Abstract
Background
The Dokdo sea lion (Zalophus japonicus), commonly referred to as Gangchi in Korea also known as the Japanese sea lion, was endemic to the Northwest Pacific coast before becoming extinct in the 1950s. Little is known about its origins and speciation compared to other Otariidae species or how the rapid decline affected the species’ genetic diversity.
Results
To raise the Dokdo sea lion from this relative obscurity, we sequenced DNA from 16 Z. japonicus’ bone fragments, obtained from Dokdo and Ulleungdo islands in Korea. Our genome-wide SNP-based analyses establish Z. japonicus as the earliest diverged species within its genus, significantly redefining its evolutionary relationship with the California (Z. californianus) and Galapagos (Z. wollebaeki) sea lions. Our research further elucidates the phylogeny of Z. japonicus, shedding light on the complexity of the genetic isolation process within its genus that was prompted by the geographic isolation of the three populations of Zalophus ancestral stock. Conversely, the genetic signature of Dokdo sea lion genome can be modeled as an evolutionary pathway involving gene flow from Otariidae species with shared range.
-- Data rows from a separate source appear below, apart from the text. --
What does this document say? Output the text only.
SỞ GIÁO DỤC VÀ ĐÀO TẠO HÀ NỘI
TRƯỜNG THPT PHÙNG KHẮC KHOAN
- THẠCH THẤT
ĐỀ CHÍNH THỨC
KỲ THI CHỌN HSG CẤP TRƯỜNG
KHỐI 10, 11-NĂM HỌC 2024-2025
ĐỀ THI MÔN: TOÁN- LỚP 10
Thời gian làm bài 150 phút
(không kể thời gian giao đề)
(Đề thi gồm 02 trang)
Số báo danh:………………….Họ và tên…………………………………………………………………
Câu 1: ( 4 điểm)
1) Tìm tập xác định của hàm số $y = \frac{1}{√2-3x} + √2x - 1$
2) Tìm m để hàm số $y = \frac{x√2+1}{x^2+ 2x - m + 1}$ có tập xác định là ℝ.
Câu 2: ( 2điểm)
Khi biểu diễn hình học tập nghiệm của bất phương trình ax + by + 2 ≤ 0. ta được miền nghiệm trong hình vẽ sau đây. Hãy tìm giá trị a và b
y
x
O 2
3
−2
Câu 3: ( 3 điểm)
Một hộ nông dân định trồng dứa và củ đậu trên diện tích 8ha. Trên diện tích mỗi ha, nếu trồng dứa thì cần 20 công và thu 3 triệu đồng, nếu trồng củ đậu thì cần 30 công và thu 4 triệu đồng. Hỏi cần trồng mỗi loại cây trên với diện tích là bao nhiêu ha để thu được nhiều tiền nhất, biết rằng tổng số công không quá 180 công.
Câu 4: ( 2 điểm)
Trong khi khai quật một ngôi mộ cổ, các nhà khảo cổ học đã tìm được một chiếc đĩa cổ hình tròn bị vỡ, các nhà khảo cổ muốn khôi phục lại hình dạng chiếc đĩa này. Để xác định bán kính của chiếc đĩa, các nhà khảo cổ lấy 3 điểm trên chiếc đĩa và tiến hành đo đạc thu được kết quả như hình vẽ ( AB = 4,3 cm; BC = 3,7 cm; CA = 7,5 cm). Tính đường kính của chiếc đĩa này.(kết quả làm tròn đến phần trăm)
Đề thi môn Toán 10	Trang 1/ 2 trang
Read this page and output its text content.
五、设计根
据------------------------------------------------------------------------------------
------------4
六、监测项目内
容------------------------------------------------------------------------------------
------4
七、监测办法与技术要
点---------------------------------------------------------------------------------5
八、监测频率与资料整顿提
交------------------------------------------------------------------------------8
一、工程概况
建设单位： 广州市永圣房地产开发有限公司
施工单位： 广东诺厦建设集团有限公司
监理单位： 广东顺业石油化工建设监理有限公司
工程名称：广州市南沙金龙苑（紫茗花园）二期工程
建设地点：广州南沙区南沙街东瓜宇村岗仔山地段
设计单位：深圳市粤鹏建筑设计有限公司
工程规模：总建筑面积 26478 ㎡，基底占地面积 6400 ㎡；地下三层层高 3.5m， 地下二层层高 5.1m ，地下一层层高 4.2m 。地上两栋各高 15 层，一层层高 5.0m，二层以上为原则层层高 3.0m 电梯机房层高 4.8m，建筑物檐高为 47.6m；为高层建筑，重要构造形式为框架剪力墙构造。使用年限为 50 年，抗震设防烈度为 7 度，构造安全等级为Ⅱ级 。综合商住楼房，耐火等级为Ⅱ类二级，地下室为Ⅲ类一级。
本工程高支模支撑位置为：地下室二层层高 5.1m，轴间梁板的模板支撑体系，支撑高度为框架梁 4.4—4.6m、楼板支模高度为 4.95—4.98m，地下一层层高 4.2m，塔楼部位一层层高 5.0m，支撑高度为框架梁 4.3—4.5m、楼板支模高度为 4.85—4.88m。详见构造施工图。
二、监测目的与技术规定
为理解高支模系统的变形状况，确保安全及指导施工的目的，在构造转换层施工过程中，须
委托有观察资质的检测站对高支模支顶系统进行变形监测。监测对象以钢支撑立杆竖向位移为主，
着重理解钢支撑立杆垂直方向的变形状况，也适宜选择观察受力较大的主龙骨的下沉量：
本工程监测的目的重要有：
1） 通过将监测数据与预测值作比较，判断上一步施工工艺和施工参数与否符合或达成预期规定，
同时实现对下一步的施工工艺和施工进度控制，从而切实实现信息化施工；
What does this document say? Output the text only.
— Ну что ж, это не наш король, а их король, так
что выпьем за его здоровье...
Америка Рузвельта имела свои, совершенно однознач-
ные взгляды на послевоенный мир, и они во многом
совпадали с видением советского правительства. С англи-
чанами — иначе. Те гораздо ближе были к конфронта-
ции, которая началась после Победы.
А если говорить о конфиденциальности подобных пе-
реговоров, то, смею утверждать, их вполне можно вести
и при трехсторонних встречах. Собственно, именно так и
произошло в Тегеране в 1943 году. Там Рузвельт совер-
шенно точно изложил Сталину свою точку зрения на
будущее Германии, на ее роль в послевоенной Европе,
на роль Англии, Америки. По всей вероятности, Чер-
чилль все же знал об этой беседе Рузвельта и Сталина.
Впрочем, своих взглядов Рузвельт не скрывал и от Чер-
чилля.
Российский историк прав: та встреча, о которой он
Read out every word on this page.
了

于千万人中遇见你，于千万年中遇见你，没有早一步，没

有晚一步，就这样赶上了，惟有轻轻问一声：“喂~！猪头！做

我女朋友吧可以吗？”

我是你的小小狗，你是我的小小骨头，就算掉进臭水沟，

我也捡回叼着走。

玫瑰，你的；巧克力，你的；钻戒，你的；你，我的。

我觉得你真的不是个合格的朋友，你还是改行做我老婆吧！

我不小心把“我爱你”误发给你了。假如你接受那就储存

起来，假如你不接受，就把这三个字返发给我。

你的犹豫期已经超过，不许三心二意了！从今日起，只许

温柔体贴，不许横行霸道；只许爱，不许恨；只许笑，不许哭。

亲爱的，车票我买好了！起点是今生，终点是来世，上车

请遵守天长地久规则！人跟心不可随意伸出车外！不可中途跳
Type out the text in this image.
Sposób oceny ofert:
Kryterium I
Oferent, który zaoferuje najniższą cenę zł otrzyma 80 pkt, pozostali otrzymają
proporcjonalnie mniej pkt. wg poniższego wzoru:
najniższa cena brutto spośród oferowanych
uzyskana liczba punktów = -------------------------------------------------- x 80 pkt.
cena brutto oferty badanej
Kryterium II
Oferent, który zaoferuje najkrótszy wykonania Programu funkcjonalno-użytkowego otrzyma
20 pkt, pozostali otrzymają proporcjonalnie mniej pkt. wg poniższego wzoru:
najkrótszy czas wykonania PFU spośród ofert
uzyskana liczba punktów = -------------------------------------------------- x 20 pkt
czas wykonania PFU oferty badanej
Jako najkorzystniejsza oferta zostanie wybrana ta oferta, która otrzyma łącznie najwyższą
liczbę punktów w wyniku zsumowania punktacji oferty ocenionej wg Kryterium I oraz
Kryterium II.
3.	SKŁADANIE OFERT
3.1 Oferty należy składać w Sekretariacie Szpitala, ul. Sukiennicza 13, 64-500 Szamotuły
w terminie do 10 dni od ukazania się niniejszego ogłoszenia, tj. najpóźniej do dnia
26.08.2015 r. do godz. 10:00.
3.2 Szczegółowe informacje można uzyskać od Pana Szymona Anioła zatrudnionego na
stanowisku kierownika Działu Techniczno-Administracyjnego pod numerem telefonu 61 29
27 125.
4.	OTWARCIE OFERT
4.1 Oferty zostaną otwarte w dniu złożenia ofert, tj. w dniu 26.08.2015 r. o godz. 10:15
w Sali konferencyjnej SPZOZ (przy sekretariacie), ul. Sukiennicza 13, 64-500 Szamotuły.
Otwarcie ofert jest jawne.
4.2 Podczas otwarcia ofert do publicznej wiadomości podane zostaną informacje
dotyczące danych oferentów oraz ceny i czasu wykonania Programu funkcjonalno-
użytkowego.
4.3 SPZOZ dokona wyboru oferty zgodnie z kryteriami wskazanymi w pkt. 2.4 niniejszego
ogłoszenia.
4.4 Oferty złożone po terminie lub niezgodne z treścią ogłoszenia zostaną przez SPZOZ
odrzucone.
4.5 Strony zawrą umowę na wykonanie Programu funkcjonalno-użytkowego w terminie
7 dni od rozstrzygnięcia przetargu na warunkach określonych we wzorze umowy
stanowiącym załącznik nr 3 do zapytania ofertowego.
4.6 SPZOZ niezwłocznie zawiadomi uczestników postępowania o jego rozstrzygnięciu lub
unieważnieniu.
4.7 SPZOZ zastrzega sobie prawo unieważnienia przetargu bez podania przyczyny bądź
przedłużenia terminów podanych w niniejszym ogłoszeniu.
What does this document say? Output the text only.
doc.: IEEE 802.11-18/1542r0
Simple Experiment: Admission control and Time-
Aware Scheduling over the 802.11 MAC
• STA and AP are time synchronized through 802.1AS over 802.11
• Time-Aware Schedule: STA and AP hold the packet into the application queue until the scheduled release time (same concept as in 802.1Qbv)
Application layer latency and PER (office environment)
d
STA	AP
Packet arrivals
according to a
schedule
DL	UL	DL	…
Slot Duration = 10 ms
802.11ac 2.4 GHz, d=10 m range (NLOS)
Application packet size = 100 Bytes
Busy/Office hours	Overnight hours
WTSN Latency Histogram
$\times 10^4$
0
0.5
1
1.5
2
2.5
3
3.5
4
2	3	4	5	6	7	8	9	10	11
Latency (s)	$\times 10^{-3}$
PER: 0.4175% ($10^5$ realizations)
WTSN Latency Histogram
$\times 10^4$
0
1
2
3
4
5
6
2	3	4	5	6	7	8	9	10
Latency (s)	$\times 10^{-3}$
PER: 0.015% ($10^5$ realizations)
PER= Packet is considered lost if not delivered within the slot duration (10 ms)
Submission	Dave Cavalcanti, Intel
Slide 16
In addition, we discovered, population decline of the Z. japonicus started already over 1,000 years ago, however, Z. japonicus genome maintained a relatively high heterozygosity despite nearing extinction.
Conclusions
Our genome-scale analysis has eliminated ambiguity in the phylogeny of Z. japonicus and shed light on the evolutionary pathways underlying its speciation and the genetic diversity before its extinction. Broadly, this study highlights the importance of genome-scale analysis for the extinct marine megafauna to elucidate the complexity of their gene flow and subsequent genetic diversities among extant species. Furthermore, this study offers retrospective genomic insights into the extinction process of a carnivorous marine mammal, information that could aid conservation efforts towards extant Otariidae species.